I’m not sure what I’d call this platform, but if it existed, at this point in my career I’d lean on it heavily. There’s no reason that a developer should be left on an island and trust that their work is the best it can be when they are their own critic. In my experience, your best code comes from solid, objective reviews with constructive feedback. In a situation where you’re siloed in your abilities and have an entire department of an enterprise riding on your shoulders, justifying decisions and doing things in this way is not comfortable nor encouraging. Honestly, it’s stressful.

Given how large our industry is now, there’s no reason an open, nurturing place that anyone can post their code and get it reviewed doesn’t exist. Sure, you can say StackOverflow is there for small questions and you can get code reviews on StackExchange. If you’ve been in this industry for even a month, you know the culture of those platforms. The elitist, abrasive attitude that runs rampant in our industry shines on those platforms – everyone’s a 10x engineer there and everyone else is worthless in their eyes.

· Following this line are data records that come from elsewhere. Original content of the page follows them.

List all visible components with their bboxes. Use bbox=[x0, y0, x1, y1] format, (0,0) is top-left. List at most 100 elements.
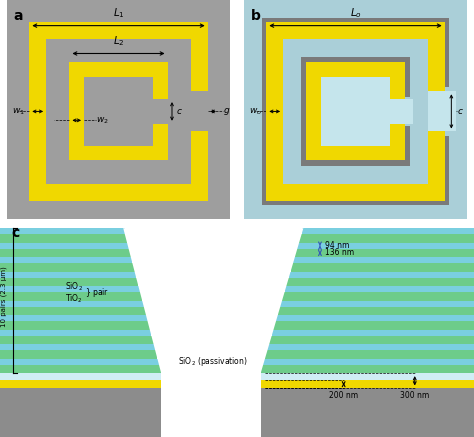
Bar bbox=[0, 263, 135, 272]
Bar bbox=[391, 126, 410, 166]
Text: $w_1$: $w_1$ bbox=[12, 106, 25, 117]
Bar bbox=[29, 22, 208, 39]
Bar bbox=[273, 321, 474, 329]
Bar bbox=[289, 272, 474, 278]
Bar bbox=[0, 257, 132, 263]
Bar bbox=[293, 257, 474, 263]
Text: $c$: $c$ bbox=[176, 107, 183, 116]
Text: GaAs: GaAs bbox=[212, 413, 238, 423]
Bar bbox=[261, 373, 474, 380]
Text: 10 pairs (2.3 µm): 10 pairs (2.3 µm) bbox=[0, 266, 7, 326]
Text: $L_o$: $L_o$ bbox=[349, 6, 362, 20]
Bar bbox=[0, 278, 138, 286]
Bar bbox=[291, 263, 474, 272]
Text: $\rm SiO_2$ (passivation): $\rm SiO_2$ (passivation) bbox=[178, 355, 248, 368]
Bar bbox=[307, 146, 404, 160]
Bar bbox=[297, 243, 474, 249]
Bar bbox=[0, 336, 154, 344]
Bar bbox=[428, 91, 456, 132]
Bar bbox=[191, 132, 208, 201]
Bar bbox=[70, 62, 84, 160]
Text: $L_1$: $L_1$ bbox=[113, 6, 124, 20]
Text: 136 nm: 136 nm bbox=[325, 249, 354, 257]
Text: c: c bbox=[12, 226, 20, 240]
Bar bbox=[266, 22, 283, 201]
Bar bbox=[261, 365, 474, 373]
Bar bbox=[262, 18, 449, 39]
Bar bbox=[0, 234, 127, 243]
Bar bbox=[0, 307, 146, 315]
Bar bbox=[428, 132, 445, 201]
Bar bbox=[278, 307, 474, 315]
Bar bbox=[321, 77, 390, 146]
Text: $w_o$: $w_o$ bbox=[249, 106, 262, 117]
Text: b: b bbox=[251, 9, 261, 23]
Bar bbox=[266, 22, 445, 39]
Text: $\}$ pair: $\}$ pair bbox=[85, 286, 109, 299]
Bar bbox=[0, 350, 157, 359]
Bar bbox=[0, 344, 155, 350]
Bar bbox=[282, 292, 474, 301]
Bar bbox=[29, 22, 46, 201]
Bar bbox=[301, 57, 410, 76]
Bar bbox=[153, 124, 167, 160]
Bar bbox=[267, 344, 474, 350]
Bar bbox=[0, 292, 142, 301]
Bar bbox=[299, 234, 474, 243]
Bar bbox=[70, 146, 167, 160]
Bar bbox=[276, 315, 474, 321]
Bar bbox=[0, 228, 125, 234]
Bar bbox=[0, 249, 131, 257]
Bar bbox=[280, 301, 474, 307]
Bar bbox=[391, 57, 410, 97]
Bar bbox=[390, 124, 404, 160]
Text: $g$: $g$ bbox=[223, 106, 231, 117]
Text: a: a bbox=[14, 9, 23, 23]
Bar bbox=[390, 99, 413, 124]
Bar bbox=[0, 380, 161, 388]
Text: $w_2$: $w_2$ bbox=[96, 115, 109, 125]
Bar bbox=[295, 249, 474, 257]
Bar bbox=[0, 321, 150, 329]
Bar bbox=[269, 336, 474, 344]
Text: $c$: $c$ bbox=[457, 107, 464, 116]
Bar bbox=[0, 329, 151, 336]
Bar bbox=[70, 62, 167, 77]
Bar bbox=[191, 22, 208, 91]
Bar bbox=[301, 57, 320, 166]
Bar bbox=[0, 286, 140, 292]
Bar bbox=[0, 388, 474, 437]
Bar bbox=[29, 184, 208, 201]
Polygon shape bbox=[123, 228, 303, 373]
Bar bbox=[266, 184, 445, 201]
Text: $\rm TiO_2$: $\rm TiO_2$ bbox=[65, 292, 83, 305]
Text: 94 nm: 94 nm bbox=[325, 241, 349, 250]
Bar bbox=[0, 315, 147, 321]
Text: 300 nm: 300 nm bbox=[400, 391, 429, 400]
Bar bbox=[428, 22, 445, 91]
Bar bbox=[272, 329, 474, 336]
Bar bbox=[0, 301, 144, 307]
Bar bbox=[301, 228, 474, 234]
Bar bbox=[428, 18, 449, 87]
Bar bbox=[307, 62, 321, 160]
Bar bbox=[261, 380, 474, 388]
Polygon shape bbox=[161, 373, 261, 437]
Bar bbox=[286, 278, 474, 286]
Text: $\rm SiO_2$: $\rm SiO_2$ bbox=[65, 280, 83, 293]
Bar bbox=[307, 62, 404, 77]
Bar bbox=[301, 147, 410, 166]
Bar bbox=[0, 272, 136, 278]
Bar bbox=[0, 373, 161, 380]
Bar bbox=[0, 243, 128, 249]
Text: Au: Au bbox=[205, 390, 217, 399]
Bar bbox=[284, 286, 474, 292]
Bar bbox=[262, 184, 449, 205]
Bar bbox=[262, 18, 283, 205]
Bar bbox=[428, 136, 449, 205]
Bar bbox=[153, 62, 167, 99]
Text: $L_2$: $L_2$ bbox=[113, 34, 124, 48]
Bar bbox=[265, 350, 474, 359]
Text: 200 nm: 200 nm bbox=[329, 391, 358, 400]
Bar bbox=[390, 62, 404, 99]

Sure, I could build this platform, but I have enough on my plate. In the process of builiding this platform, I stand in the same situation – no one to review my code unless I open source it, then who’s to say it’s going to gain any traction? Anyone that sees it has the reasonable justification that why waste their time on something that exists, albeit splintered across ten different platforms. The reason I say is this: we can only get the engineers we need by providing an environment that enables engineers to thrive without ridicule or animosity. Just because you understand some obscure computer science theory and think it’s common knowledge doesn’t mean everyone else does. Telling someone to RTFM or that their work is poor is not constructive.

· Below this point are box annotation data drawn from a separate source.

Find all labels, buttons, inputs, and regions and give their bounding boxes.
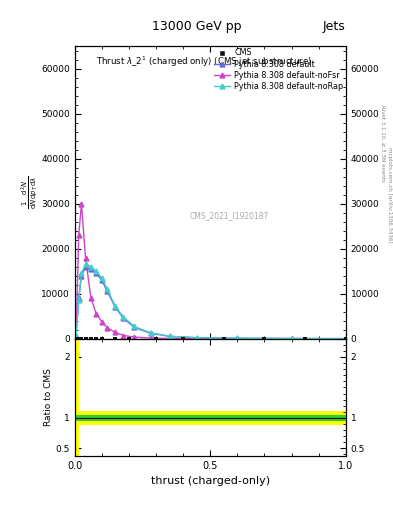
Pythia 8.308 default xyxy=(148,330,153,336)
Point xyxy=(221,334,227,343)
Point xyxy=(180,334,186,343)
Pythia 8.308 default-noRap xyxy=(99,275,104,281)
Pythia 8.308 default-noRap xyxy=(289,335,294,342)
X-axis label: thrust (charged-only): thrust (charged-only) xyxy=(151,476,270,486)
Text: mcplots.cern.ch [arXiv:1306.3436]: mcplots.cern.ch [arXiv:1306.3436] xyxy=(387,147,391,242)
Pythia 8.308 default-noRap xyxy=(343,335,348,342)
Pythia 8.308 default-noFsr xyxy=(167,335,172,342)
Pythia 8.308 default-noRap xyxy=(105,286,110,292)
Text: CMS_2021_I1920187: CMS_2021_I1920187 xyxy=(189,211,269,220)
Point xyxy=(99,334,105,343)
Pythia 8.308 default xyxy=(132,324,137,330)
Pythia 8.308 default-noFsr xyxy=(94,311,99,317)
Pythia 8.308 default-noFsr xyxy=(83,254,88,261)
Pythia 8.308 default xyxy=(88,266,93,272)
Pythia 8.308 default-noRap xyxy=(73,333,78,339)
Line: Pythia 8.308 default-noRap: Pythia 8.308 default-noRap xyxy=(73,262,348,341)
Text: Rivet 3.1.10, ≥ 3.3M events: Rivet 3.1.10, ≥ 3.3M events xyxy=(381,105,386,182)
Legend: CMS, Pythia 8.308 default, Pythia 8.308 default-noFsr, Pythia 8.308 default-noRa: CMS, Pythia 8.308 default, Pythia 8.308 … xyxy=(214,49,343,91)
Pythia 8.308 default-noRap xyxy=(235,335,240,342)
Pythia 8.308 default-noFsr xyxy=(148,335,153,341)
Pythia 8.308 default xyxy=(105,288,110,294)
Pythia 8.308 default-noRap xyxy=(148,330,153,336)
Pythia 8.308 default-noFsr xyxy=(113,329,118,335)
Pythia 8.308 default xyxy=(289,335,294,342)
Text: 13000 GeV pp: 13000 GeV pp xyxy=(152,20,241,33)
Pythia 8.308 default xyxy=(99,277,104,283)
Pythia 8.308 default-noFsr xyxy=(73,333,78,339)
Point xyxy=(261,334,268,343)
Pythia 8.308 default-noRap xyxy=(132,324,137,330)
Pythia 8.308 default-noFsr xyxy=(235,335,240,342)
Pythia 8.308 default-noRap xyxy=(167,333,172,339)
Text: Jets: Jets xyxy=(323,20,346,33)
Pythia 8.308 default xyxy=(343,335,348,342)
Pythia 8.308 default xyxy=(73,333,78,339)
Pythia 8.308 default xyxy=(121,315,126,322)
Pythia 8.308 default-noRap xyxy=(83,261,88,267)
Pythia 8.308 default-noFsr xyxy=(289,335,294,342)
Pythia 8.308 default-noFsr xyxy=(121,332,126,338)
Pythia 8.308 default-noFsr xyxy=(88,295,93,301)
Pythia 8.308 default-noRap xyxy=(113,303,118,309)
Point xyxy=(73,334,79,343)
Pythia 8.308 default xyxy=(195,335,199,341)
Pythia 8.308 default xyxy=(79,272,84,279)
Point xyxy=(302,334,308,343)
Pythia 8.308 default-noRap xyxy=(88,264,93,270)
Pythia 8.308 default-noRap xyxy=(79,270,84,276)
Pythia 8.308 default xyxy=(235,335,240,342)
Point xyxy=(83,334,89,343)
Pythia 8.308 default-noRap xyxy=(94,268,99,274)
Pythia 8.308 default-noFsr xyxy=(79,201,84,207)
Pythia 8.308 default-noFsr xyxy=(132,334,137,340)
Pythia 8.308 default-noFsr xyxy=(343,335,348,342)
Pythia 8.308 default xyxy=(94,270,99,276)
Point xyxy=(153,334,159,343)
Pythia 8.308 default xyxy=(113,304,118,310)
Text: Thrust $\lambda\_2^1$ (charged only) (CMS jet substructure): Thrust $\lambda\_2^1$ (charged only) (CM… xyxy=(96,55,312,69)
Point xyxy=(93,334,99,343)
Y-axis label: $\frac{1}{\mathrm{d}N}\frac{\mathrm{d}^2 N}{\mathrm{d}p_T\,\mathrm{d}\lambda}$: $\frac{1}{\mathrm{d}N}\frac{\mathrm{d}^2… xyxy=(19,176,40,209)
Line: Pythia 8.308 default-noFsr: Pythia 8.308 default-noFsr xyxy=(73,201,348,341)
Pythia 8.308 default xyxy=(167,333,172,339)
Point xyxy=(88,334,94,343)
Point xyxy=(126,334,132,343)
Pythia 8.308 default-noRap xyxy=(195,334,199,340)
Pythia 8.308 default-noFsr xyxy=(195,335,199,342)
Point xyxy=(343,334,349,343)
Point xyxy=(75,334,82,343)
Pythia 8.308 default xyxy=(76,295,81,301)
Y-axis label: Ratio to CMS: Ratio to CMS xyxy=(44,368,53,426)
Pythia 8.308 default-noFsr xyxy=(76,232,81,238)
Point xyxy=(78,334,84,343)
Pythia 8.308 default xyxy=(83,264,88,270)
Line: Pythia 8.308 default: Pythia 8.308 default xyxy=(73,264,348,341)
Pythia 8.308 default-noRap xyxy=(76,297,81,304)
Pythia 8.308 default-noFsr xyxy=(99,318,104,325)
Pythia 8.308 default-noFsr xyxy=(105,325,110,331)
Pythia 8.308 default-noRap xyxy=(121,314,126,320)
Point xyxy=(112,334,119,343)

I guess I’m just bitter that I personally am on an island. Isolated from other engineers, so my growth is stagnating. Isolated from upward or lateral mobility because I’m too important to the position I’m in. Isolated because my biweekly 1:1s don’t happen consistently. Sure, autonomy is great, but having the opportunity to speak to your direct manager when you’re having a difficult time justifying the work you do to yourself is not a good manager-employee relationship. Maybe my issue is I was so eager to break into an enterprise, I wasn’t prepared for the culture shock of it all and I’ve come to really dislike it. The candid interactions don’t exist, the rapid movements and agility to pivot doesn’t exist. The fifty stakeholders involved in almost every decision creates massive roadblocks at every turn.

Not to mention the performance metrics – those alone could be grounds to fire me. My counterparts in the department knocked out over 500 tickets last year – I think I did 150? Maybe 200? How will upper management look at that? They don’t understand the wide SQLi vulnerabilities I’ve patched nor the fact that I’ve consolidated thousands of lines of duplicate code into an MVC style framework. They don’t know what PSR is nor should they care. My time hits their bottom line and if I’m not as visually productive as my counterparts, why should I be in this seat?

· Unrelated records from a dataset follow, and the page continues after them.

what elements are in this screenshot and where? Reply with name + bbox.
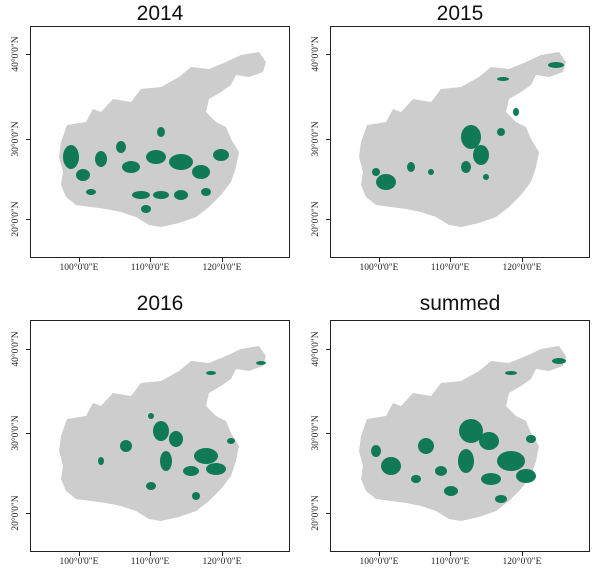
map-frame — [330, 320, 590, 552]
x-tick-100: 100°0'0"E — [359, 557, 399, 567]
panel-title: 2015 — [436, 2, 484, 25]
x-tick-100: 100°0'0"E — [59, 557, 99, 567]
y-tick-20: 20°0'0"N — [311, 495, 321, 531]
x-tick-110: 110°0'0"E — [430, 263, 470, 273]
x-tick-120: 120°0'0"E — [202, 557, 242, 567]
y-tick-30: 30°0'0"N — [311, 121, 321, 157]
highlight-patches — [372, 62, 564, 190]
y-tick-30: 30°0'0"N — [11, 121, 21, 157]
x-tick-100: 100°0'0"E — [359, 263, 399, 273]
highlight-patches — [63, 127, 229, 213]
x-tick-120: 120°0'0"E — [202, 263, 242, 273]
x-tick-120: 120°0'0"E — [502, 263, 542, 273]
x-tick-110: 110°0'0"E — [130, 557, 170, 567]
map-svg — [359, 346, 566, 521]
map-frame — [330, 26, 590, 258]
y-tick-20: 20°0'0"N — [11, 201, 21, 237]
map-svg — [359, 52, 566, 227]
map-frame — [30, 320, 290, 552]
x-tick-110: 110°0'0"E — [130, 263, 170, 273]
y-tick-40: 40°0'0"N — [11, 331, 21, 367]
land-shape — [59, 52, 266, 227]
y-tick-20: 20°0'0"N — [311, 201, 321, 237]
x-tick-120: 120°0'0"E — [502, 557, 542, 567]
y-tick-40: 40°0'0"N — [311, 331, 321, 367]
panel-title: 2014 — [136, 2, 184, 25]
map-svg — [59, 346, 266, 521]
highlight-patches — [371, 358, 566, 503]
panel-title: 2016 — [136, 292, 184, 315]
highlight-patches — [98, 361, 266, 500]
y-tick-30: 30°0'0"N — [311, 415, 321, 451]
y-tick-30: 30°0'0"N — [11, 415, 21, 451]
map-frame — [30, 26, 290, 258]
y-tick-40: 40°0'0"N — [311, 36, 321, 72]
y-tick-40: 40°0'0"N — [11, 36, 21, 72]
map-svg — [59, 52, 266, 227]
panel-title: summed — [419, 292, 501, 315]
x-tick-110: 110°0'0"E — [430, 557, 470, 567]
x-tick-100: 100°0'0"E — [59, 263, 99, 273]
y-tick-20: 20°0'0"N — [11, 495, 21, 531]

They don’t understand that these things take time, especially when there’s no documentation that explains what the previous engineers were thinking, a decade ago. They don’t understand that a software engineer cannot do support, data entry, systems administration, database administration, and telephony administration on the flip of a switch. Each responsibility takes time to change mindset and each is a very different discipline. I was hired for a job, and the description I was given did not cover everything I now do. This is normal, to an extent. Gas lighting, however, is unacceptable and I’m not one ot be content with getting caught off guard by it.